After the Kargil conflict, few in the government trust the military in Pakistan. The latter is unwilling to accept delineation of the AGPL as it has been telling its own people that they are in a dominating position at Siachen. If the AGPL is delineated and its course becomes public, the Army, already stymied by its humiliation in Kargil, will lose face further.
Several options are available to resolve the deadlock. The two countries could delineate the AGPL, but keep the maps secret so that the Pakistan Army is spared further embarrassment. Alternatively, for enhanced confidence levels, the maps could be jointly signed in the presence of a special representative of the United Nations Secretary-General, and a sealed copy could be kept in UN custody. There is a view in India that it should unilaterally release a map of its positions on the AGPL after permitting a neutral forum like the National Geographic to send an expedition to the area to verify the positions and then be willing to disengage and withdraw its forces to mutually agreed positions. However, such a unilateral approach will exacerbate the problem rather than help to resolve it. Some academics even recommend unilateral Indian withdrawal. However, they underestimate the power of the opposition parties to cash in politically if the government were to adopt such a course of action. Unless the ruling coalition and the opposition parties unite to build public opinion about the futility of fighting at Siachen, any pragmatic step forward will be criticized vehemently by the opposition, making it virtually impossible for the government to move forward.

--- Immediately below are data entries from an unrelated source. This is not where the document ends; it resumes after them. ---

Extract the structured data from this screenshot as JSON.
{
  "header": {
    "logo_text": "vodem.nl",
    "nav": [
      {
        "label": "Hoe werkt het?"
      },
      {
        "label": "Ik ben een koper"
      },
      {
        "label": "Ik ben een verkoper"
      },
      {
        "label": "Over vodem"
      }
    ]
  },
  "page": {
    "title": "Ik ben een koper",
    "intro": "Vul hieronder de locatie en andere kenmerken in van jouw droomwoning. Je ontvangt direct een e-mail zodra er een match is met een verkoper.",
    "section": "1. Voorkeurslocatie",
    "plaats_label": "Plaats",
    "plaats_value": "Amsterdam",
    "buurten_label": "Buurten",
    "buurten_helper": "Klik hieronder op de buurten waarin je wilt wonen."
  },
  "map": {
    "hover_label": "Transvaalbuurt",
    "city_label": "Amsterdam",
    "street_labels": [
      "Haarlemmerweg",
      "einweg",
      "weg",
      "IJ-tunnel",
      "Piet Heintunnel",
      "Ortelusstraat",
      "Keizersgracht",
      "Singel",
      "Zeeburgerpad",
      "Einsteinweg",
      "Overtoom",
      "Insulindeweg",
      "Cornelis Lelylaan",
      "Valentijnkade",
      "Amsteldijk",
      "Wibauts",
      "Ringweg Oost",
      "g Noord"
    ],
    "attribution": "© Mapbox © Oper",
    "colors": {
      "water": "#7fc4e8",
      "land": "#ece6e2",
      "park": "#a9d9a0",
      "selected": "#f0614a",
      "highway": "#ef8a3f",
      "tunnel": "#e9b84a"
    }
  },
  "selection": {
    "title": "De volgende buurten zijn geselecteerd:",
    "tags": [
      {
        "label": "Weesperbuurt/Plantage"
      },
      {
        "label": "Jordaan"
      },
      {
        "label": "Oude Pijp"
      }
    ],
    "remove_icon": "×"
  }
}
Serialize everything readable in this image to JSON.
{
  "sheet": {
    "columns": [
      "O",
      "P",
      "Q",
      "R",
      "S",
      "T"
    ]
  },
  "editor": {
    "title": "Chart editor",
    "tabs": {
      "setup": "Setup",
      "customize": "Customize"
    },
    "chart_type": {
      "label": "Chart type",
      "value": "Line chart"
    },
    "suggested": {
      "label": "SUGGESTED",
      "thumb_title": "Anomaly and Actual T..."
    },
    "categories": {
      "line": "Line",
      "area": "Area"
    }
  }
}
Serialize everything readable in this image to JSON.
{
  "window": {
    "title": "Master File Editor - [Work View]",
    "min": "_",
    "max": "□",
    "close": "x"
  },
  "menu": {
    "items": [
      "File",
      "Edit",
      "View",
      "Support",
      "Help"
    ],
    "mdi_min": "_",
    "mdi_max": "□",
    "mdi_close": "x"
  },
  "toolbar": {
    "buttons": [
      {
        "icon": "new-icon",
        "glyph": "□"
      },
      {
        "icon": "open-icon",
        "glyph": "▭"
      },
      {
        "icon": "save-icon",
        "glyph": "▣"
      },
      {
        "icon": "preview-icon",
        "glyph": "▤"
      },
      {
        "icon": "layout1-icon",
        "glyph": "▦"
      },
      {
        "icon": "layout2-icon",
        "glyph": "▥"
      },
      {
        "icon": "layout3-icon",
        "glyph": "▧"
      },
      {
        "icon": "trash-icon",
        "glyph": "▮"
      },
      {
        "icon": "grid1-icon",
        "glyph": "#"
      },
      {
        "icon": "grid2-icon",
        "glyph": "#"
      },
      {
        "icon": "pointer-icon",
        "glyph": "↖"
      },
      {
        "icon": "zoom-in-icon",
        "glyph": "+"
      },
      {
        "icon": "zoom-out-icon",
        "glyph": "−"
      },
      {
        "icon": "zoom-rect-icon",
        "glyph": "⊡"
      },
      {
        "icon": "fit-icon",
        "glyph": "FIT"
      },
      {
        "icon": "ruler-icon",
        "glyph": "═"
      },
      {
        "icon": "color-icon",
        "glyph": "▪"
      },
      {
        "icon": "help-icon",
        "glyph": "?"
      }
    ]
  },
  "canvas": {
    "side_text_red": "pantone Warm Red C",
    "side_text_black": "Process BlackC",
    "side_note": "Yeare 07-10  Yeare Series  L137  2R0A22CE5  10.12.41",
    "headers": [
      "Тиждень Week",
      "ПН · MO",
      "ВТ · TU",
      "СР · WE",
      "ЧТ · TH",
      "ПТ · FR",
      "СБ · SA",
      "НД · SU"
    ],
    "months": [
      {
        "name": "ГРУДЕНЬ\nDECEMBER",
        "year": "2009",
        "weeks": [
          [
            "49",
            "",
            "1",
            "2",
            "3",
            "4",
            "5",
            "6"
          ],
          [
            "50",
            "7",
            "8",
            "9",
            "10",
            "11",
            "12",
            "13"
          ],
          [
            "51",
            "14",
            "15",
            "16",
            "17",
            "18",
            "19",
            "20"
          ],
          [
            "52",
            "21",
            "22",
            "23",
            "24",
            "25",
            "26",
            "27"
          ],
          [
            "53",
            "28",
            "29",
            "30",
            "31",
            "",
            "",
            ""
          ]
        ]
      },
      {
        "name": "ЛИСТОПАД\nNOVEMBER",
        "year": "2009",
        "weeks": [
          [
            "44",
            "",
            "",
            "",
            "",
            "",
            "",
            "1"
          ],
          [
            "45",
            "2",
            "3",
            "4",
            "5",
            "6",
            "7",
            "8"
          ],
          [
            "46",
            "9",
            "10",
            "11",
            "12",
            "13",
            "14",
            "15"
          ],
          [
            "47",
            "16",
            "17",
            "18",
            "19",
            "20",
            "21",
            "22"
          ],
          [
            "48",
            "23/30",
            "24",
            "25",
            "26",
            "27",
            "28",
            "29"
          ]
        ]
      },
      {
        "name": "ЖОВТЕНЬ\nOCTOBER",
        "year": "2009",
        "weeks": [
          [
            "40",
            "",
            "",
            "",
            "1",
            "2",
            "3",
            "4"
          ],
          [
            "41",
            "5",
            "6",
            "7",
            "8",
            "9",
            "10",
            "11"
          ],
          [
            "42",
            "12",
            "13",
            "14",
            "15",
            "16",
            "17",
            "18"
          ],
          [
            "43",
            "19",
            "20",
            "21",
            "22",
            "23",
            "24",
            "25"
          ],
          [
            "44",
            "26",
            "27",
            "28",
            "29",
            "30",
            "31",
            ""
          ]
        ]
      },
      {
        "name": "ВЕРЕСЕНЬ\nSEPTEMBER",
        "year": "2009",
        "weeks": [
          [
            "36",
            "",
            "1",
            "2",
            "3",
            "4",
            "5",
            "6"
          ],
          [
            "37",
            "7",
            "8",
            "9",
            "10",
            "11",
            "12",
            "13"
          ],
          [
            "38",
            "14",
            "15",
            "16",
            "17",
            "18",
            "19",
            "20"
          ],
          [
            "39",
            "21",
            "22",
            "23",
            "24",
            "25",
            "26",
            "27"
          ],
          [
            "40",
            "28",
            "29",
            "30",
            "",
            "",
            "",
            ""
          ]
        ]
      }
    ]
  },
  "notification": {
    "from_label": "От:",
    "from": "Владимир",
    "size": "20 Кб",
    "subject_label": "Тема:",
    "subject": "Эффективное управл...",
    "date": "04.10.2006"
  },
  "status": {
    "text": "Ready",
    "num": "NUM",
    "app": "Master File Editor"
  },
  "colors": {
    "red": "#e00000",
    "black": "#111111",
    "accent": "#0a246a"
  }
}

The other issue is the lack of trust. A minority section view in India is that the country is now a major regional power that can take greater risks. If Pakistan violates a mutually agreed disengagement from Siachen and occupies vacated areas at any time in the future, India will have many options - politico-diplomatic, economic and military, to deal with such a contingency and, hence, should not be too apprehensive of Pakistani deceit. India will also have the weight of international opinion on its side. Even the US is unlikely to countenance surreptitious Pakistani occupation of Indian positions at the Saltoro Ridge after these have been vacated by India as that would further destabilise the delicate region. 
Demilitarization of the Siachen battle zone will be a confidence building measure of enormous significance. Both the nations must not lose the opportunity provided by the ongoing rapprochement to evolve a politically acceptable and practically feasible process for disengagement, phased withdrawal of forces and cooperative monitoring of the agreement while looking for and negotiating a final solution. A possible solution could be to declare the Siachen Glacier region a jointly-controlled peace park for the scientific study of glacial belts and the effects of super high altitude on flora and fauna - a "mountain of peace" as Prime Minister Manmohan Singh called it during a visit on June 12, 2005. Science centres could be set up at the present Base Camp on the Indian side and at Dansam on the Pakistani side, with a forward logistics base for scientific exploration and mountaineering expeditions at the present Kumar Forward Base. Both the nations could control all such activities jointly and establish joint search and rescue teams. Demilitarization of Siachen is an idea whose time has come.